Payment for Services:
For the services rendered and to be performed by Xxxxxx X. Xxxxx during the term of this agreement:
A total of 1,000,000 shares of Magic Media Networks, Inc. common stock, and options to acquire up to an additional 3,208,334 shares as per the schedule below. The 1,000,000 shares of common stock, as well as the 3,208,334 shares underlying the options, will be registered with the SEC on Form S-8 and will be issued as follows:
On September 4, 2003:
200,000 shares of Magic Media Networks, Inc. common stock and stock options to acquire an additional 3,208,334 shares of common stock to expire six months from execution date and with the following exercise prices
Options Block #B
1,250,000 @ $0.10
833,334 @ $0.15
625,000 @ $0.20
500,000 @ $0.25
for a total of 3,208,334 options exercisable at an average price of $0.1558.
From October 4, 2003 to January 3, 2003:
Magic Media Networks, Inc. will issue to you during the next four (4) months a total of 800,000 additional shares of Magic Media Networks, Inc. common stock.
Magic Media Networks, Inc. currently has 12,137,948 common shares outstanding and 5,576,923 shares of Series A Preferred Stock convertible into 557,692 common shares and 1,250,000 shares of Series B Preferred Stock convertible on a one-for-one basis into 1,250,000 common shares. The combined Series A and Series B Preferred Stock are currently convertible into a total of 1,807,692 shares of common stock.
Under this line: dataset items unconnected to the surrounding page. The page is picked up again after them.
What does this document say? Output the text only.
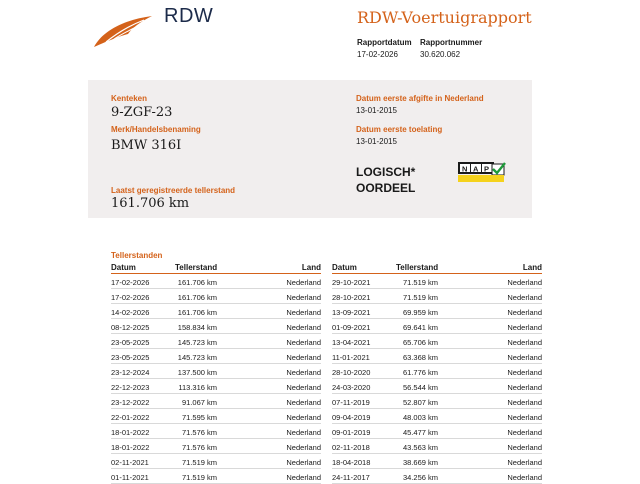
RDW	RDW-Voertuigrapport
Rapportdatum
17-02-2026
Rapportnummer
30.620.062
Kenteken
9-ZGF-23
Merk/Handelsbenaming
BMW 316I
Laatst geregistreerde tellerstand
161.706 km
Datum eerste afgifte in Nederland
13-01-2015
Datum eerste toelating
13-01-2015
LOGISCH*
OORDEEL
N A P
Tellerstanden
Datum	Tellerstand	Land
17-02-2026	161.706 km	Nederland
17-02-2026	161.706 km	Nederland
14-02-2026	161.706 km	Nederland
08-12-2025	158.834 km	Nederland
23-05-2025	145.723 km	Nederland
23-05-2025	145.723 km	Nederland
23-12-2024	137.500 km	Nederland
22-12-2023	113.316 km	Nederland
23-12-2022	91.067 km	Nederland
22-01-2022	71.595 km	Nederland
18-01-2022	71.576 km	Nederland
18-01-2022	71.576 km	Nederland
02-11-2021	71.519 km	Nederland
01-11-2021	71.519 km	Nederland
Datum	Tellerstand	Land
29-10-2021	71.519 km	Nederland
28-10-2021	71.519 km	Nederland
13-09-2021	69.959 km	Nederland
01-09-2021	69.641 km	Nederland
13-04-2021	65.706 km	Nederland
11-01-2021	63.368 km	Nederland
28-10-2020	61.776 km	Nederland
24-03-2020	56.544 km	Nederland
07-11-2019	52.807 km	Nederland
09-04-2019	48.003 km	Nederland
09-01-2019	45.477 km	Nederland
02-11-2018	43.563 km	Nederland
18-04-2018	38.669 km	Nederland
24-11-2017	34.256 km	Nederland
As of August 26, 2003, there is a total of 13,945,640 common shares outstanding on a fully-diluted basis. After the issuance of the 2,100,000 shares being registered under Form S-8 and assuming the exercise of all 6,416,667 stock options of Block #A and Block #B there will be a total of 22,462,307 common shares of Magic Media Networks, Inc. outstanding on a fully-diluted basis.